A few years ago I asked my Dad about his experience in World War II and he told me that he decided to join the military because he had gone to see the movie “Captain of the Clouds” and the theme song was “We’re Off to the Big Show” and that movie made him want to join the Air Force. He joined the RCAF which stood for Royal Canadian Air Force, but of course my Dad added that it stood for Really Caught and Fucked. My Dad became a gunner in the planes and held the rank of Leading Air Craftsman.
Of course the best things that came out of the war for my Dad was the wee lass he married in Scotland and his first born son, my brother Harry.
When I was first diagnosed with Inflammatory Breast Cancer, it was my Dad who gave me a piece of advice that I don’t know what I would do with out. He said ‘When the what-ifs come knocking, tell them to fuck off.’ And I did, and I do.
My Dad would drive over and bring flowers. One time it was yellow roses, another time it was an assorted bouquet of spring flowers. We would sit on the couch and talk about dying. He once said if he dies before me, that I shouldn’t be too upset. I said Dad, I won’t be you should die before me. Those were very nice days.
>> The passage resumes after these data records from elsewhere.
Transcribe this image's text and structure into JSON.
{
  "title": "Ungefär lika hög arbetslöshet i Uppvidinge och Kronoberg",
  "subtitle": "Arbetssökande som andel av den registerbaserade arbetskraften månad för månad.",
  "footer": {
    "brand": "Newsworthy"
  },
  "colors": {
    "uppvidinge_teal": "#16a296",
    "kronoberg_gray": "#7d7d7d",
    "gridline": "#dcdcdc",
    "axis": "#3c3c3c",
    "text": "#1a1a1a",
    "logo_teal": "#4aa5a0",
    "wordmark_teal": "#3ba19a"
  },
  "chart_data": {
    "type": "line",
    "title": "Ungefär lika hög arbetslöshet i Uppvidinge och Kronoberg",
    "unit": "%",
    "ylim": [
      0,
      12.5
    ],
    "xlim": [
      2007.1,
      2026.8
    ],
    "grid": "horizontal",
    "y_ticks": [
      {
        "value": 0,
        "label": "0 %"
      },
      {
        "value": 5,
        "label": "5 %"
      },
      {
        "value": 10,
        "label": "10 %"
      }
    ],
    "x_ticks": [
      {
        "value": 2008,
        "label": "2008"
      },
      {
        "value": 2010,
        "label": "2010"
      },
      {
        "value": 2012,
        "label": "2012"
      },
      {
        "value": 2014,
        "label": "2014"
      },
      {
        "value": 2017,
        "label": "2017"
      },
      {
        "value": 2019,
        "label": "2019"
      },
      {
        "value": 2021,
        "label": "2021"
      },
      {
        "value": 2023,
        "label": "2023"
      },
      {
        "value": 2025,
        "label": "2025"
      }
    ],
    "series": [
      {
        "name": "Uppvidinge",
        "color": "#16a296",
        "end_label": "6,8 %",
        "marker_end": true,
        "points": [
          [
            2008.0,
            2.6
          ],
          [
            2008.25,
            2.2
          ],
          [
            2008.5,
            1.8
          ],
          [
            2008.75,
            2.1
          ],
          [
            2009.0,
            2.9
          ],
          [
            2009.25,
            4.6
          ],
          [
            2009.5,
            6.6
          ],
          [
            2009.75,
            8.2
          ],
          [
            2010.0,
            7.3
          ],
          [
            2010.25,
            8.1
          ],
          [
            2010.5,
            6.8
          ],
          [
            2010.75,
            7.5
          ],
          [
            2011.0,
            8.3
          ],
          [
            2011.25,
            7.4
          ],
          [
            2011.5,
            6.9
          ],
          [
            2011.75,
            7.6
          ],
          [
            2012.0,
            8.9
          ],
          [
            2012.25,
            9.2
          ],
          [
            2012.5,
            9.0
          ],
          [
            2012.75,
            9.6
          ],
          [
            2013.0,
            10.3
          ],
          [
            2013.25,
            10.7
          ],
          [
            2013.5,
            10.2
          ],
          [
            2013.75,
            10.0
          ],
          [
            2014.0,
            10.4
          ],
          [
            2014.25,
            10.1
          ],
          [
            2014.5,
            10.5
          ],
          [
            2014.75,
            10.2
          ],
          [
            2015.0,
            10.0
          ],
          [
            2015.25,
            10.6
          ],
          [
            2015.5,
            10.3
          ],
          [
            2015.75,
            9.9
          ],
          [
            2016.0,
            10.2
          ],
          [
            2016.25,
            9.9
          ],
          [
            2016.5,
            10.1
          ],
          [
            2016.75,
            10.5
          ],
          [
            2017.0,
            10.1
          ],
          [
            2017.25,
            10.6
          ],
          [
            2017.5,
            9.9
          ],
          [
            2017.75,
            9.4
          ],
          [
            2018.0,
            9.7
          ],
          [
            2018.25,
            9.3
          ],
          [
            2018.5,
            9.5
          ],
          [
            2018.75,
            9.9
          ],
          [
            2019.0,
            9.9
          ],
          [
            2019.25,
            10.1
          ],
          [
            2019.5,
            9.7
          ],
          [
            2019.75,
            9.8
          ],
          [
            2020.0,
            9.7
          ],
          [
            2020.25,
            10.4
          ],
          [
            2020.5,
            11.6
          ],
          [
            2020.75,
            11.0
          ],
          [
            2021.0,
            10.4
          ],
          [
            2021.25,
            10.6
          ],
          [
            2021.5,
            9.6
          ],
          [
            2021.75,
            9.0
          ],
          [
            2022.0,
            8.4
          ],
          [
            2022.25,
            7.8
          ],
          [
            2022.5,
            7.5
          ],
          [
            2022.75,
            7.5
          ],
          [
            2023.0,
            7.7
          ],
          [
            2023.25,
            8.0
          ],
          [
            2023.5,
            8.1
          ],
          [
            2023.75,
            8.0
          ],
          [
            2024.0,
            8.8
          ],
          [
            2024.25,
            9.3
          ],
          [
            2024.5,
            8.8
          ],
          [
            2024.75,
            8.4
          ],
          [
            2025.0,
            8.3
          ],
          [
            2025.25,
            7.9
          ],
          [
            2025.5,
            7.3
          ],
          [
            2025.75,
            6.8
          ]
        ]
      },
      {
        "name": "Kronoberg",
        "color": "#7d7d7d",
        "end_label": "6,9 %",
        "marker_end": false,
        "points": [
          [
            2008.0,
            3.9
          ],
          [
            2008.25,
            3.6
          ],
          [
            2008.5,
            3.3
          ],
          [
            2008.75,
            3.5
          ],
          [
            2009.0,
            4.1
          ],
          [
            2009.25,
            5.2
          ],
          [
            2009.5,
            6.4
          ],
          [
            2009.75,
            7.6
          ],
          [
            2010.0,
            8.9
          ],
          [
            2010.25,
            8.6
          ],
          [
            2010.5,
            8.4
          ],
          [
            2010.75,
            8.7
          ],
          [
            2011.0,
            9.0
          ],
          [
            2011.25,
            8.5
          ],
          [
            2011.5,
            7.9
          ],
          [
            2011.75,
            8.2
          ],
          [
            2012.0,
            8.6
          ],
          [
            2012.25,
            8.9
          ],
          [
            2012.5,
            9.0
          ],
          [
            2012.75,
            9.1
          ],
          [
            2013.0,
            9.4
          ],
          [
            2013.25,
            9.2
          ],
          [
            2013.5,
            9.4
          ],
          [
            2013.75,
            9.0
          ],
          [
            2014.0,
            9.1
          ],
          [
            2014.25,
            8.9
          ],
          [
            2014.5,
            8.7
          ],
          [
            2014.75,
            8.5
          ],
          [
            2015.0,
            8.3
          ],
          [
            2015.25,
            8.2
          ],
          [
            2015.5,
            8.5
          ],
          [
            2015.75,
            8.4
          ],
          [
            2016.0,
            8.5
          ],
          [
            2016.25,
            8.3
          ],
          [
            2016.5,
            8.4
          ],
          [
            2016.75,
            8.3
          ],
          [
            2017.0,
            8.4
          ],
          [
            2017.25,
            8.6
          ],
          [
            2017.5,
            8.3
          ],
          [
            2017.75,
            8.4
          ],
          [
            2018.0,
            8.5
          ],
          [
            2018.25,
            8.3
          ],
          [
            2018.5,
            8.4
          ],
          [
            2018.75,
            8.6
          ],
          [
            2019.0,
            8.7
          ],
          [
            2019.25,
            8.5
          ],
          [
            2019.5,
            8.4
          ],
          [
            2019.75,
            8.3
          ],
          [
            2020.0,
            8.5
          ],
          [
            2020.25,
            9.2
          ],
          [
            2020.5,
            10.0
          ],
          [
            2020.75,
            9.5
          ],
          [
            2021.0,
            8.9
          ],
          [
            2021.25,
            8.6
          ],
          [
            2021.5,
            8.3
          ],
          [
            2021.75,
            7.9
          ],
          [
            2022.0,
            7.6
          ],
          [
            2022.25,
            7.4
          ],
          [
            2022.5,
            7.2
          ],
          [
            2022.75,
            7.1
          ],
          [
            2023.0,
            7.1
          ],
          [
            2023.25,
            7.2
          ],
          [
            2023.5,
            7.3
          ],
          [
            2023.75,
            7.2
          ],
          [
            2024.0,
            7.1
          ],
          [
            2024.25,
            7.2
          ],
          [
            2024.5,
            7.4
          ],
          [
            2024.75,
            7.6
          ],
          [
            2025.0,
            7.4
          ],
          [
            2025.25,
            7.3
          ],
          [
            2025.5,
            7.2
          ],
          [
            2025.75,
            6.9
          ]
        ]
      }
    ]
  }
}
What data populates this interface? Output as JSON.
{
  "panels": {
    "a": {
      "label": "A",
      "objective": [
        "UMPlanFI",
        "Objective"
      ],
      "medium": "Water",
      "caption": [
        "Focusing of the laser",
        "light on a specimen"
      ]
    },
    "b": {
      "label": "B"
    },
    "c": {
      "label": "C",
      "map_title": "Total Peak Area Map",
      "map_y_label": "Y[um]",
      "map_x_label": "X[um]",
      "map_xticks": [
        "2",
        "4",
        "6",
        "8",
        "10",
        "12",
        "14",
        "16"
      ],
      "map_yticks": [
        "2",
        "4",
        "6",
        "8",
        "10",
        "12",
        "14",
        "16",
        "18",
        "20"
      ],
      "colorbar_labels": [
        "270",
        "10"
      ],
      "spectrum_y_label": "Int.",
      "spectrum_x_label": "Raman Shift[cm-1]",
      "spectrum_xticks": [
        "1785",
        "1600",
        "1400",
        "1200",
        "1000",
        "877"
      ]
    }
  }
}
My Dad is a computer genius and can make his computer talk. My Dad has many friends on the computer and when I was over there visiting the other day he showed me an msn conversation between himself, his friend John, and his friend Caroline. His friends were asking how he was feeling and if he had gone to the doctors and I could tell that the tone of the conversation was a caring one among friends. I especially liked when Caroline (thank you) said to my Dad “I guess I just have to enjoy my sweet friend for as long as this moment in time lasts.”
You are so right Caroline, and you made me wonder if my Dad is getting more support from his friends than he is getting from his family. And I also realized that I just have to enjoy my sweet Dad for as long as this moment in time lasts.
When I left the house with Angelique last week, I felt like my stomach dropped and said to Angelique I think Grandpa is dying. Angelique said “I just wish that it could all stay the same that the people I love would always be here.” ‘Me too’ I said.
Better than a Timex, he keeps on ticking. He has been told he should be dead now (that first started 30 years ago). ‘You should be dead now’ they would say. ‘You won’t survive this’ they would say. But he isn’t and he has.
Last week I thought he would not last the week. Yesterday, I felt that he has many weeks and months ahead of him and that he isn’t going anywhere yet. I told him I had thought he was dying and that I was going to write that in my blog. My Dad said that would be fine but to also let everyone know that he doesn’t think he will be going for another 30 years at least.
My Dad has helped the sun to shine brighter for me and I will always love him for that.
You are wonderful Dad and wherever you go or whenever you go and best of all if you just stay here where I can see you, I want you to remember that you are well loved by me, your favourite 52-year old.